“I’m thirty years old and trying to figure out most days what being a man means. I don’t drink, fight or love but these days I find myself wanting to do all three. And I don’t really have a favorite colour anymore, but I did when I was a kid, and back then that colour was blue, and back then I wanted to be an astronaut. I wanted to be an architect, an artist, a secret agent, a ranger for the World Wildlife Fund, and a hobo. And when I was six years old I used to always throw my clothes into my blue and yellow Hot Wheels car carrying suitcase and run away to beneath the dining room table. I’ve made out with more girls than I wish I’ve had and not nearly as many as I’d like to. I’ve been in love four/five times so I doubt I’m going to try that much more often. And I spend most days making pictures or thinking about making pictures or masturbating or thinking about masturbating. And I dream too much, and I don’t write enough, and I’m trying to find God everywhere, trying to figure this thing he made called a man. And the television tells me that that’s bare-knuckled bombing, and if I had a tank or was a movie star, my penis would be huge. And that’s what I want because that’s what being a man means, or at least that’s what they keep telling me…
My Pops, he takes care of us. He puts the garbage out twice a week. He drives forty-five minutes just to water flowers.
I’m sitting on the bus when a seven year-old boy carrying a book of Robin Hood, he sits down next to me and asks me my name.
“Anis.”
“That’s a nice name.”
“Thank you, what’s yours?”
“Quentin. Anis, do you want to read with me?”
So, tell me what my fists are writing. My fingers, they open up like gates when I write and the wind is swinging in the wake. I lift bridges with poems and forests grow in my mother’s eyes.
I am looking for God, Quentin. While this world tries to forget you for trying. For Quentin, this world hates your eyes. For they are simple and pure, And Quentin, this world hates your fingers, little like the stems of flowers, for not being able to pick up the things that you left behind, simply because you are still learning to do so. I don’t drink, fight, or fuck but these days Quentin, it’s only two out of those three I don’t do. And I fall in love six, seven, eight, nine, ten times, Quentin, so I don’t want to, want to, but I still do. And I want to find God in the morning, and in the tired hands of dusk, at the mouth of the river and down by its feet. But, instead, I drive sixty through residential streets praying to hit a child so that they may stay forever an angel, and stay forever full of night and light and crayons and simple outstretched limbs…

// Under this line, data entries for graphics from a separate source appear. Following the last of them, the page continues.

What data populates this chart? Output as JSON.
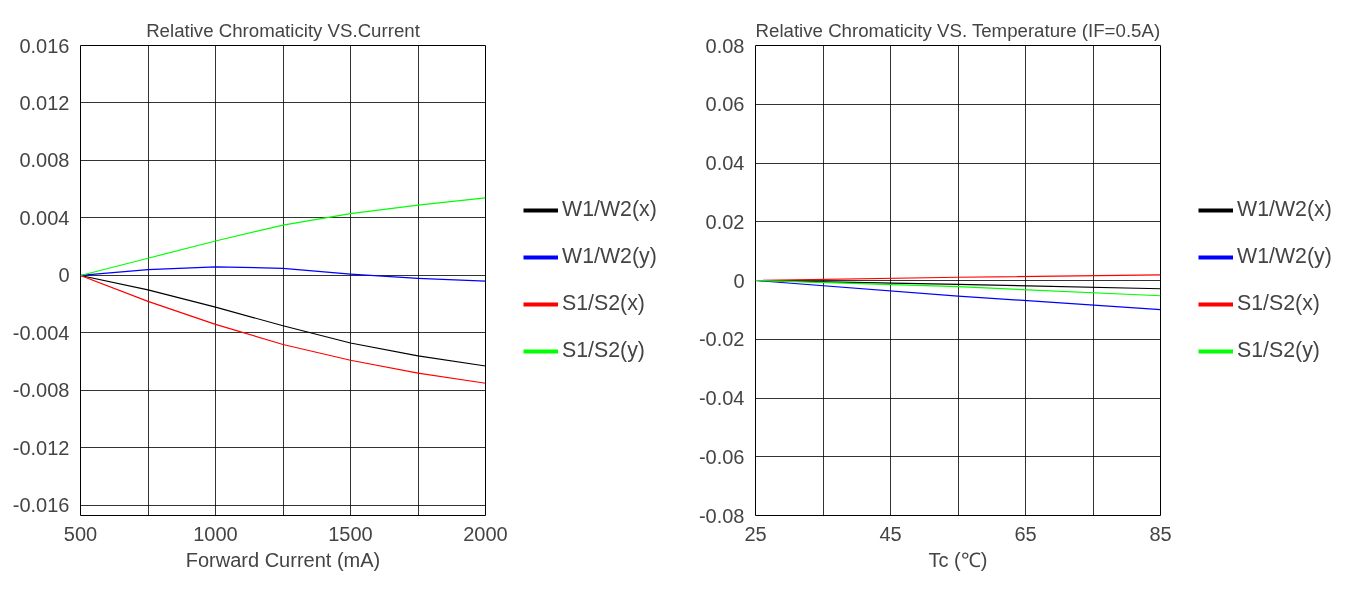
{
  "chart_data": [
    {
      "type": "line",
      "title": "Relative Chromaticity VS.Current",
      "xlabel": "Forward Current (mA)",
      "x": [
        500,
        750,
        1000,
        1250,
        1500,
        1750,
        2000
      ],
      "xlim": [
        500,
        2000
      ],
      "xticks": [
        500,
        {
          "value": 750,
          "label": null
        },
        1000,
        {
          "value": 1250,
          "label": null
        },
        1500,
        {
          "value": 1750,
          "label": null
        },
        2000
      ],
      "ylim": [
        -0.0167,
        0.016
      ],
      "yticks": [
        -0.016,
        -0.012,
        -0.008,
        -0.004,
        0,
        0.004,
        0.008,
        0.012,
        0.016
      ],
      "grid": true,
      "legend": "right",
      "series": [
        {
          "name": "W1/W2(x)",
          "color": "#000000",
          "values": [
            0,
            -0.001,
            -0.0022,
            -0.0035,
            -0.0047,
            -0.0056,
            -0.0063
          ]
        },
        {
          "name": "W1/W2(y)",
          "color": "#0000ff",
          "values": [
            0,
            0.0004,
            0.0006,
            0.0005,
            0.0001,
            -0.0002,
            -0.0004
          ]
        },
        {
          "name": "S1/S2(x)",
          "color": "#ff0000",
          "values": [
            0,
            -0.0018,
            -0.0034,
            -0.0048,
            -0.0059,
            -0.0068,
            -0.0075
          ]
        },
        {
          "name": "S1/S2(y)",
          "color": "#00ff00",
          "values": [
            0,
            0.0012,
            0.0024,
            0.0035,
            0.0043,
            0.0049,
            0.0054
          ]
        }
      ]
    },
    {
      "type": "line",
      "title": "Relative Chromaticity VS. Temperature (IF=0.5A)",
      "xlabel": "Tc (℃)",
      "x": [
        25,
        55,
        85
      ],
      "xlim": [
        25,
        85
      ],
      "xticks": [
        25,
        {
          "value": 35,
          "label": null
        },
        45,
        {
          "value": 55,
          "label": null
        },
        65,
        {
          "value": 75,
          "label": null
        },
        85
      ],
      "ylim": [
        -0.08,
        0.08
      ],
      "yticks": [
        -0.08,
        -0.06,
        -0.04,
        -0.02,
        0,
        0.02,
        0.04,
        0.06,
        0.08
      ],
      "grid": true,
      "legend": "right",
      "series": [
        {
          "name": "W1/W2(x)",
          "color": "#000000",
          "values": [
            0,
            -0.0013,
            -0.0028
          ]
        },
        {
          "name": "W1/W2(y)",
          "color": "#0000ff",
          "values": [
            0,
            -0.0053,
            -0.0099
          ]
        },
        {
          "name": "S1/S2(x)",
          "color": "#ff0000",
          "values": [
            0,
            0.0011,
            0.0019
          ]
        },
        {
          "name": "S1/S2(y)",
          "color": "#00ff00",
          "values": [
            0,
            -0.0021,
            -0.0052
          ]
        }
      ]
    }
  ]
}
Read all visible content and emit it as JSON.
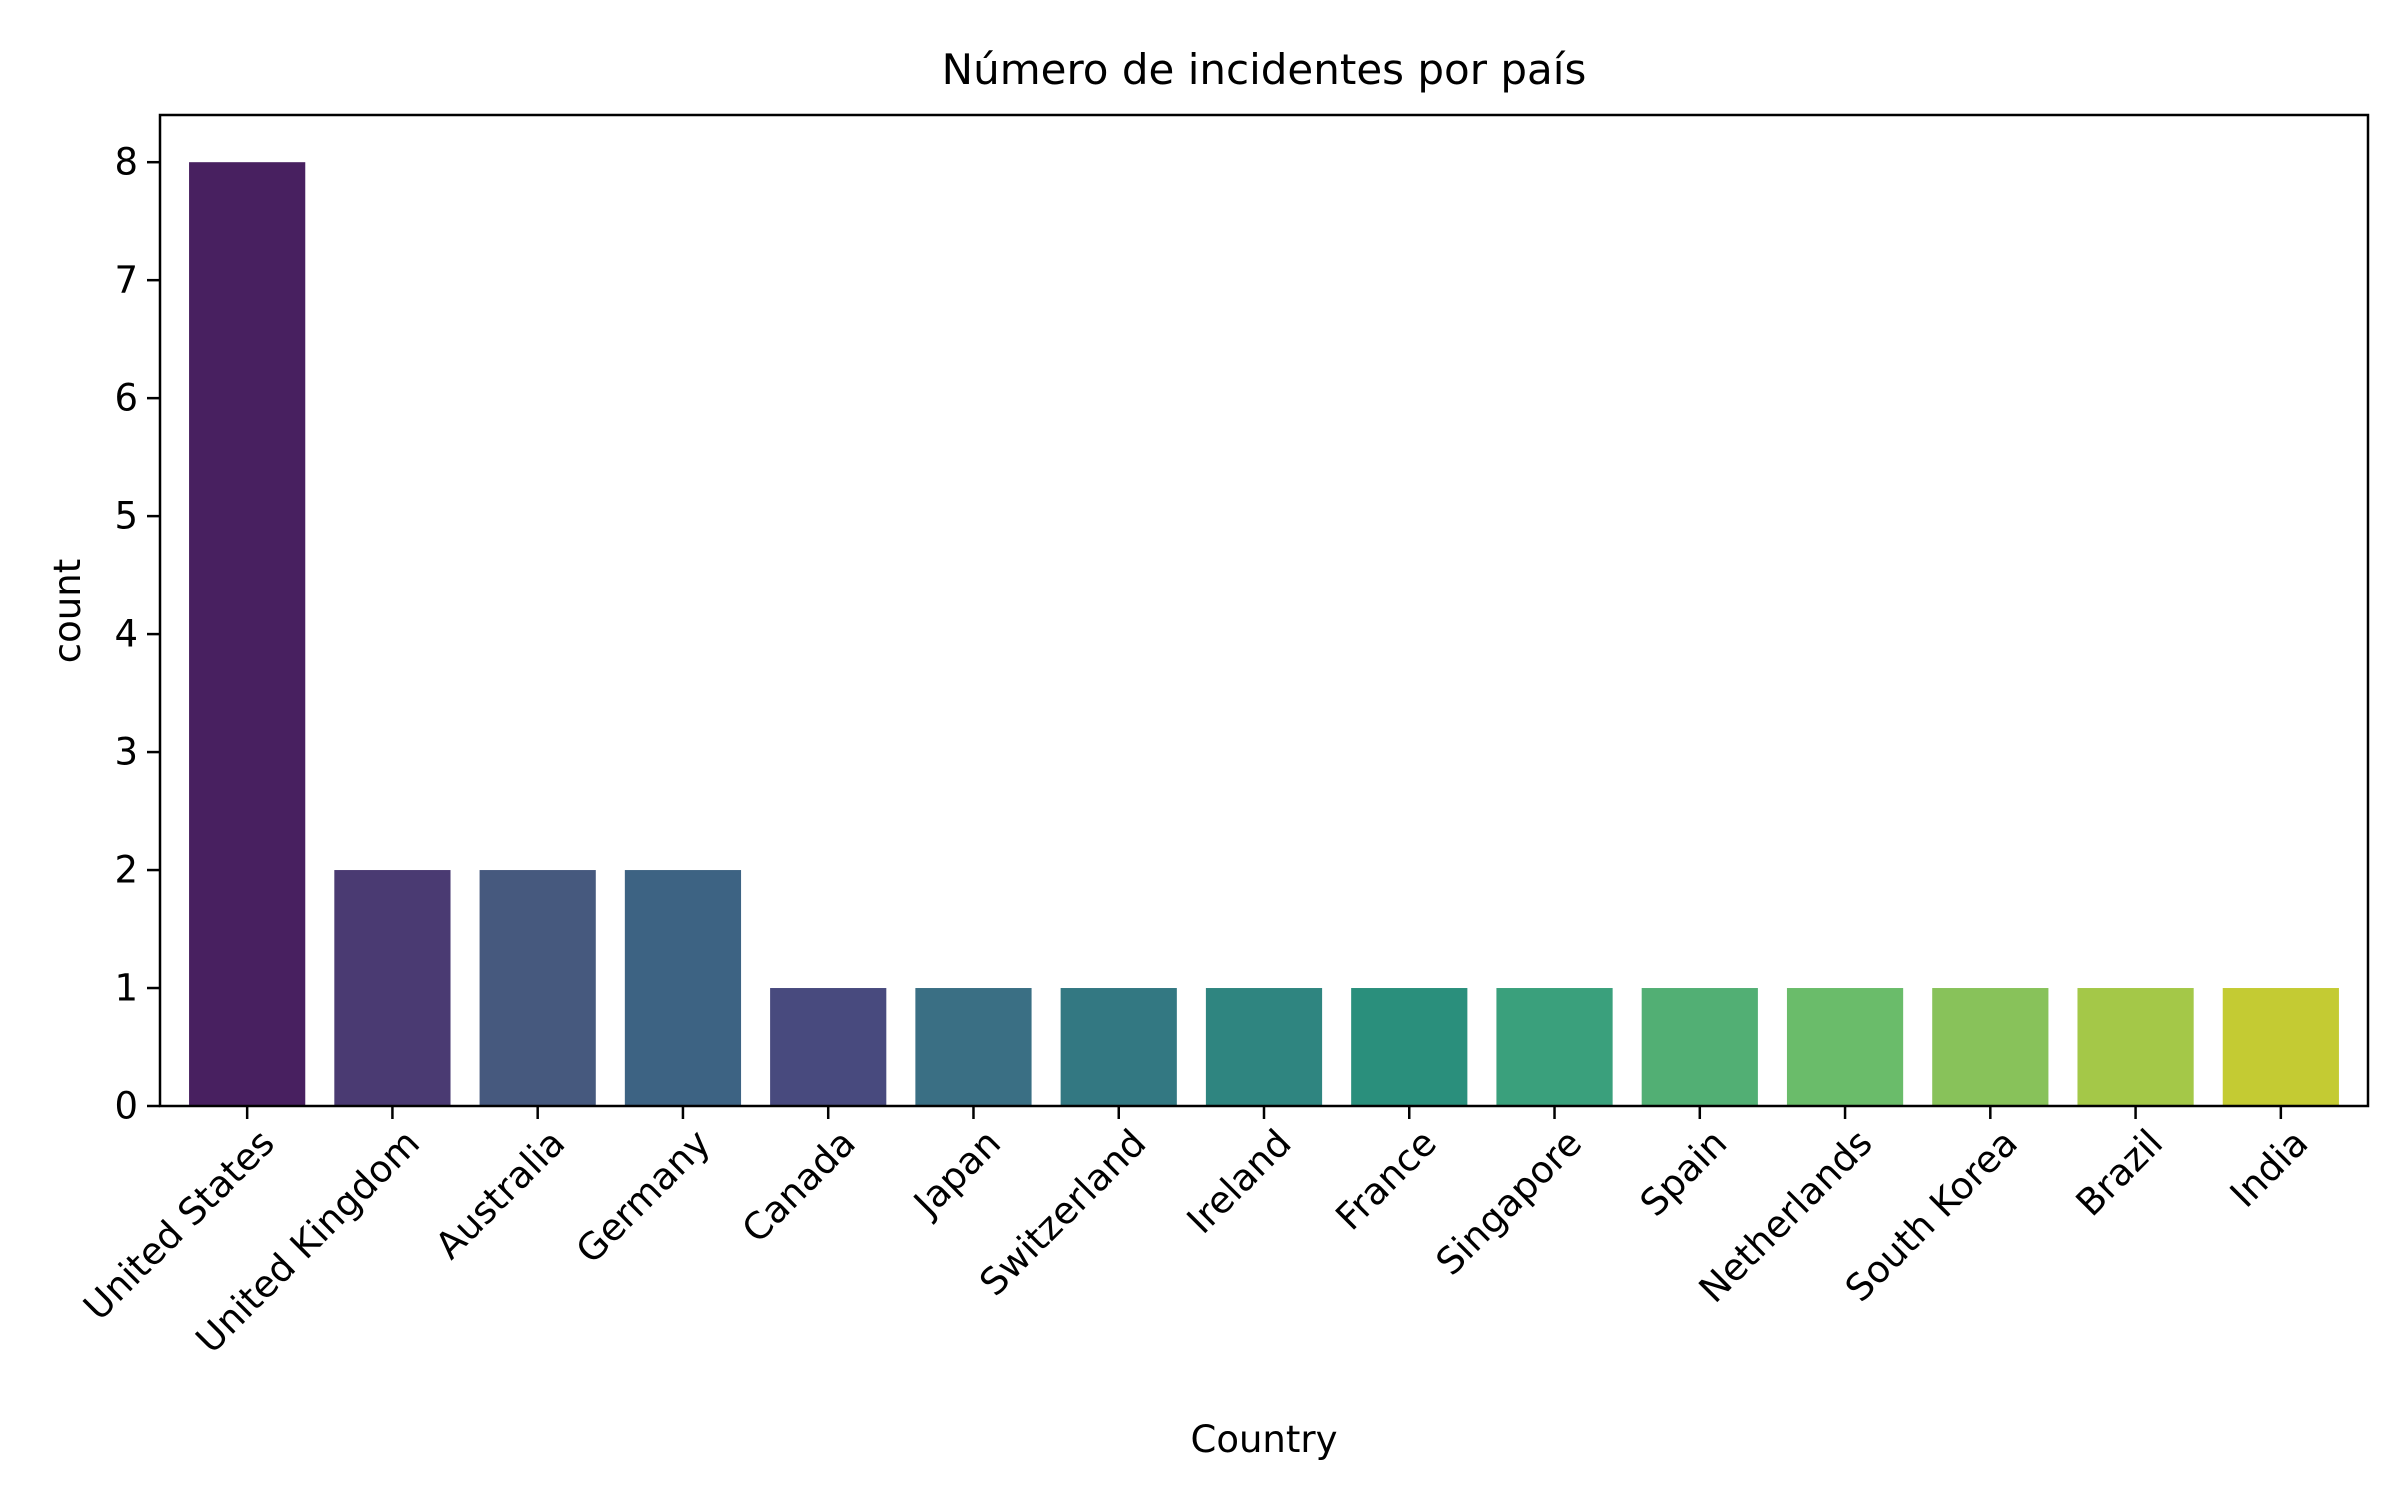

…Trying to pick up way too much way too fast, forgetting what it means to be a person. In a world where egos are measured with tabloids, where automobiles double for morals, where beliefs are like naps, you leave them behind when somebody touches you. And in a place where oil always takes precedence over life, I find myself sitting on a bus, watching a small boy float down like fresh water, carrying a book I used to, asking if I want to see what he sees if only for a little while, and I do. Then asks if I want to give to him what I see if only for a little while, and I read to him, and then he says to me he’s going to show me the world, and starts reading me the sentences himself, his hands dancing back and forth, across the pages stumbling over words, skipping over lines, because his fingers are moving faster than what they’re showing his eyes.
I wanna tell him, “Slow down, Quentin. Slow down. You don’t have to touch, and go. You can see it all if your finger whispers on one word. Slow down and hold what you see just a little bit longer.”
For in a world of fast faces, I’m looking for God everywhere, trying to figure out a little better this little thing he made called a man.”